Posted 4 weeks ago
By Corey Sorenson
IN THE NEWS: JUSTICES UNITE ON CELL PHONE RULING
WASHINGTON (AP) — Most people think the nine members of the U.S. Supreme Court rarely agree on anything — except about wearing their black robes when at work — and that’s part of the job. So those who follow tech issues found it interesting that the justices agreed unanimously on a ruling that says police must get a judge’s approval before searching the cell phones of people they’ve arrested.
The cell phone case is one of 42 in which the court ruled without dissent during this term. It expected that the agreement on the cell phone case suggests that the high court is skeptical about the government’s authority to sweep up information that people store on computers and cell phones — as well as online records kept by companies.
The justices have affirmed that obtaining such information — as in the case of searches of a person’s home — requires a ruling by an impartial judge.
IN THE NEWS: T-MOBILE HIT BY FEDS FOR BOGUS CHARGES
WASHINGTON (AP) — A lot of people sometimes feel like they are getting ripped off by their wireless carriers. But now for the first time, the federal government has formally charged a carrier with taking advantage of its customers.

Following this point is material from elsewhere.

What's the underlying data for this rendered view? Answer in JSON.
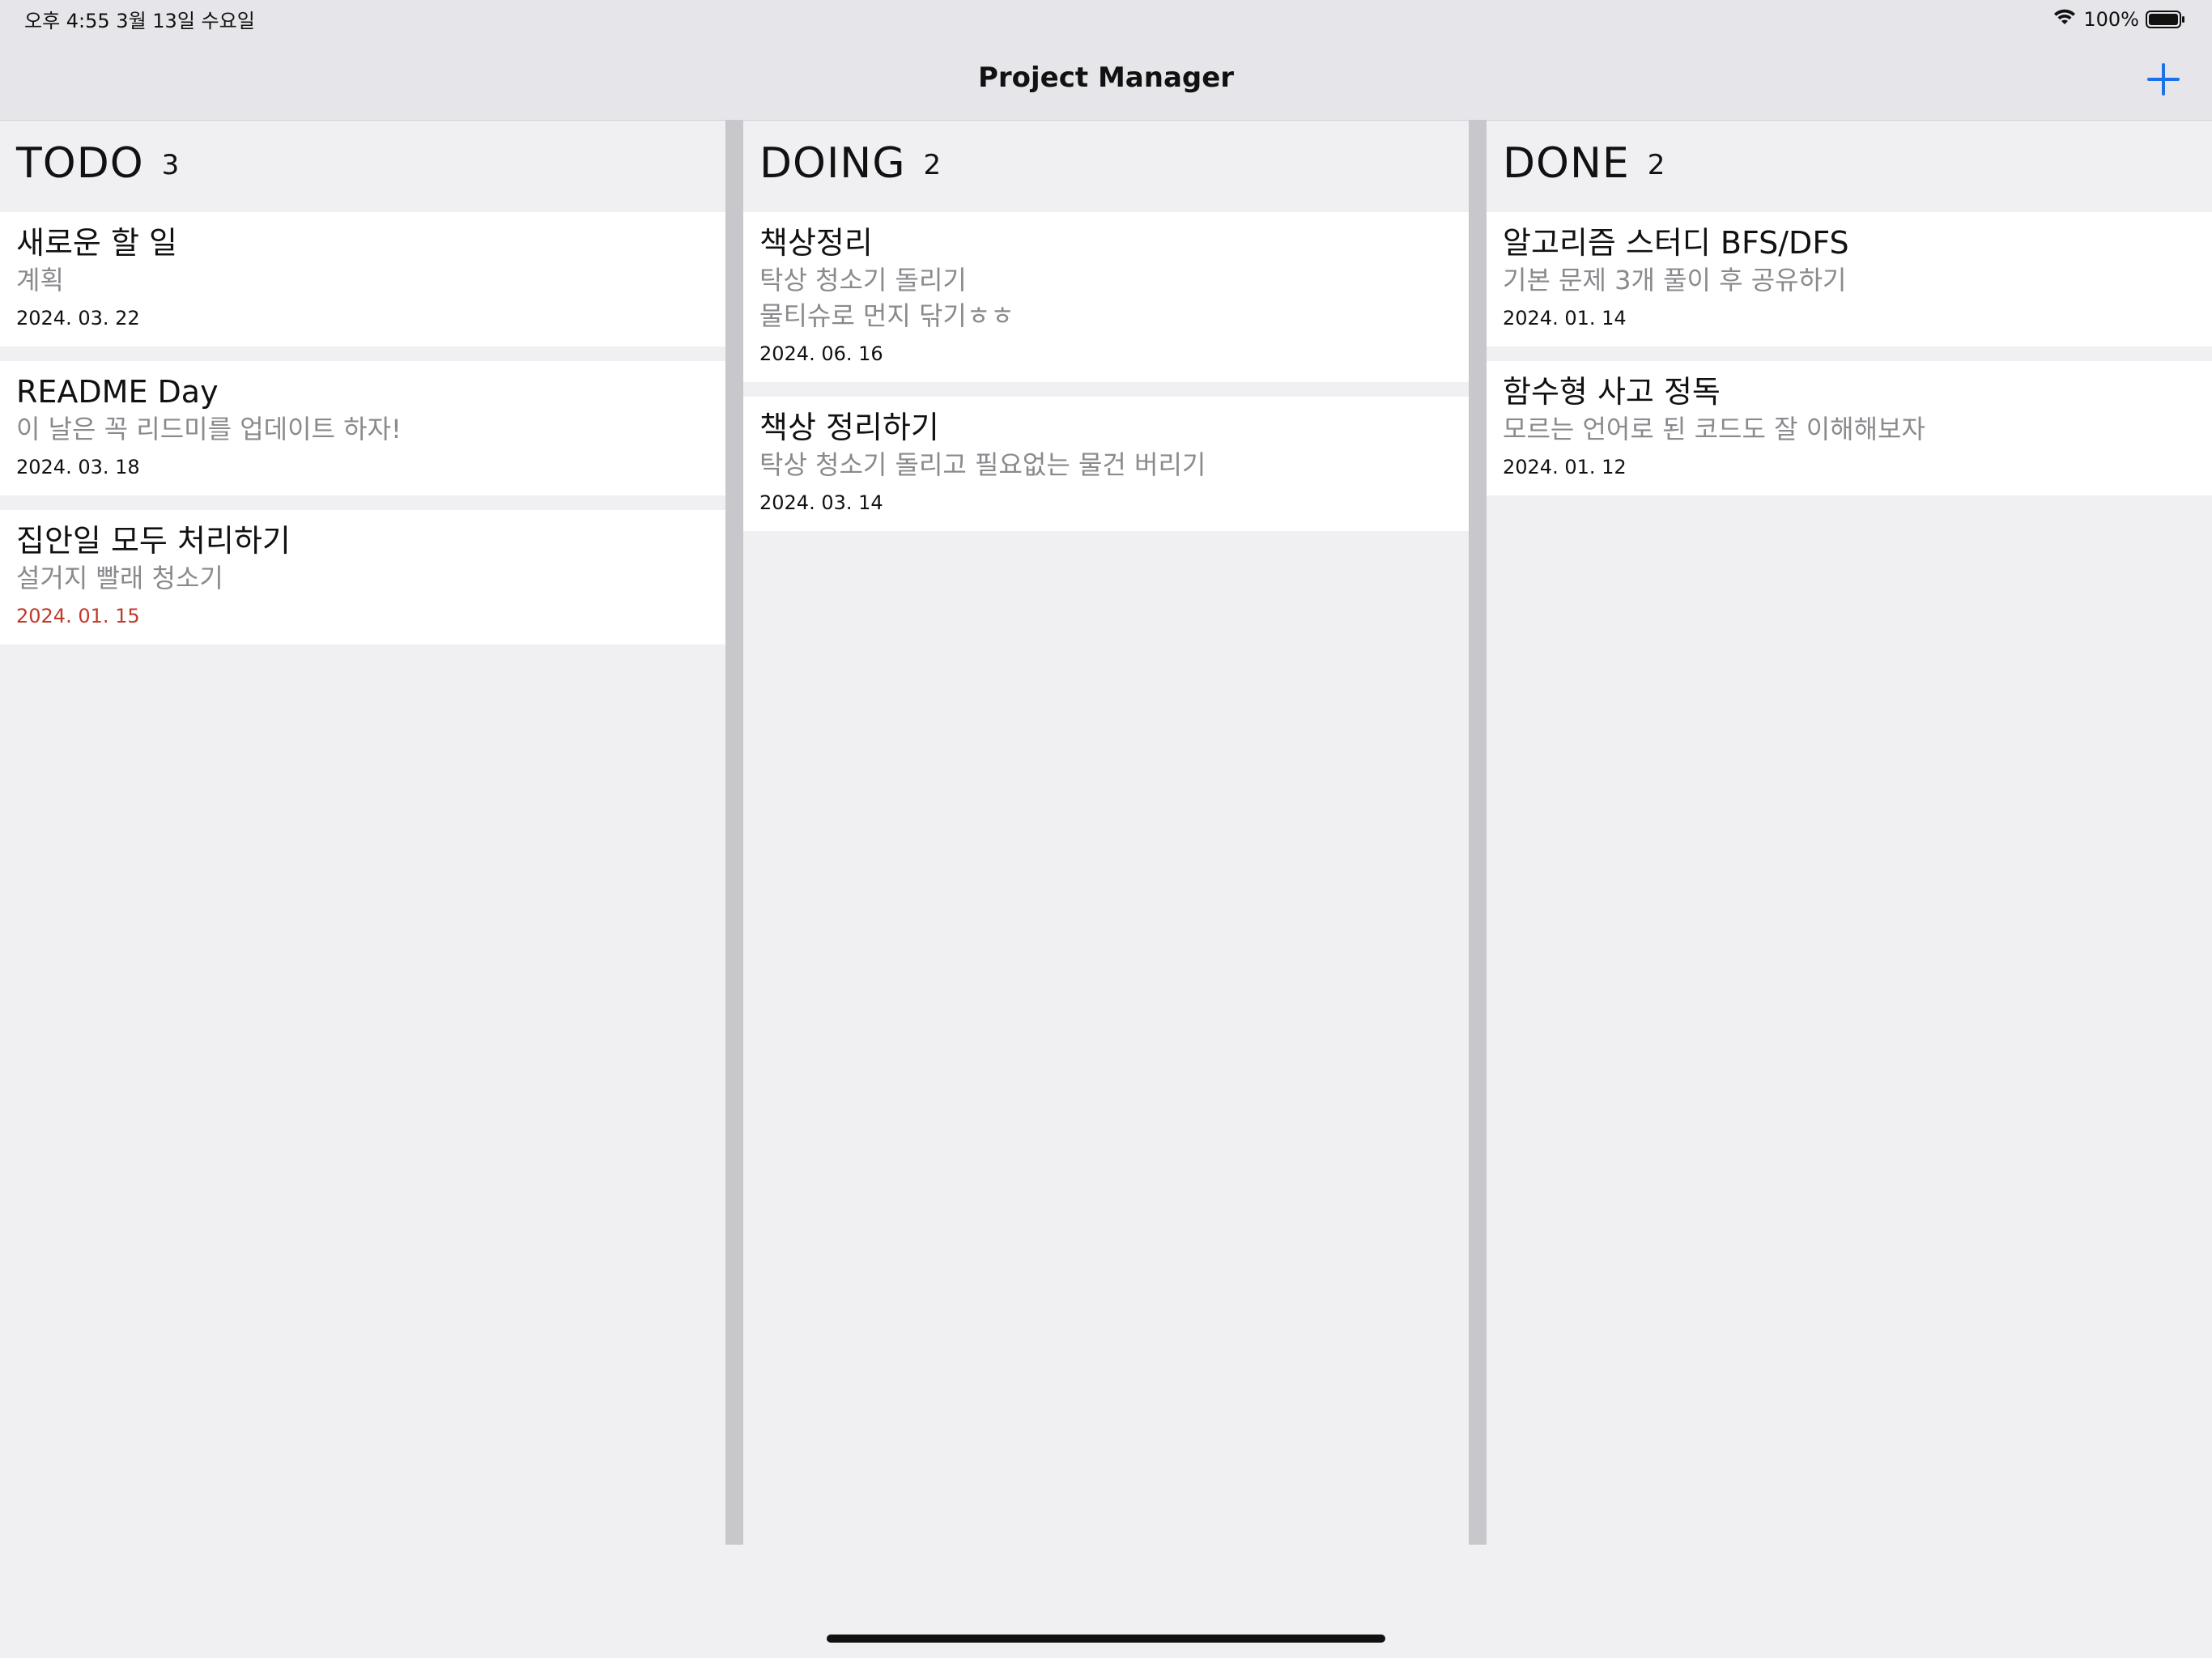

The Federal Trade Commission has sued T-Mobile, claiming the carrier knowingly made hundreds of millions of dollars off its customers in potentially bogus charges. The FTC lawsuit demands that T-Mobile refund the money to consumers for subscriptions to premium text services, such as horoscope fees, which weren’t authorized by users. The horoscope service, for example, cost $10 per month.
In a statement, T-Mobile calls the allegations “unfounded and without merit.”
ON THE WEB: GOOGLE BUYS SONGZA
CYBERSPACE (AP) — Tired, but can’t get to sleep? The sound-streaming company Songza provides a series of playlists that can either lull you to sleep — or cry yourself to sleep, depending on whether you want to doze off on a damp pillow. Google has decided to buy Songza. It’s the latest big acquisition of a music streaming service by a major player in the tech field.
Recently Apple bought Beats Electronics — in part to snare the digital music service Beats has been building along with its headphone empire.
IN STORES: BIGGER TV SETS BEING BOUGHT
NEW YORK (AP) — Super-size that. It’s a phrase that isn’t just being heard in the drive-through lane of your favorite fast food joint. It appears a growing number of Americans are looking to supersize their viewing experience — by getting the kind of big-screen TVs that make a 50-inch set look like a hand-held device.
The sales of screens measuring 65 inches diagonally is on the rise. While overall TV sales have slowed, sales of screens 65 inches and bigger are up by 50 percent this past year.
The main reason: prices are going down and a set that large isn’t as out-of-the question as more people stay home and opt to watch sports, play video games or watch movies on their home screen, rather than venture out for fun. But no need to run out to be part of the crowd. Sales of sets 65 inches or bigger account for just 2 percent of TV sets sold.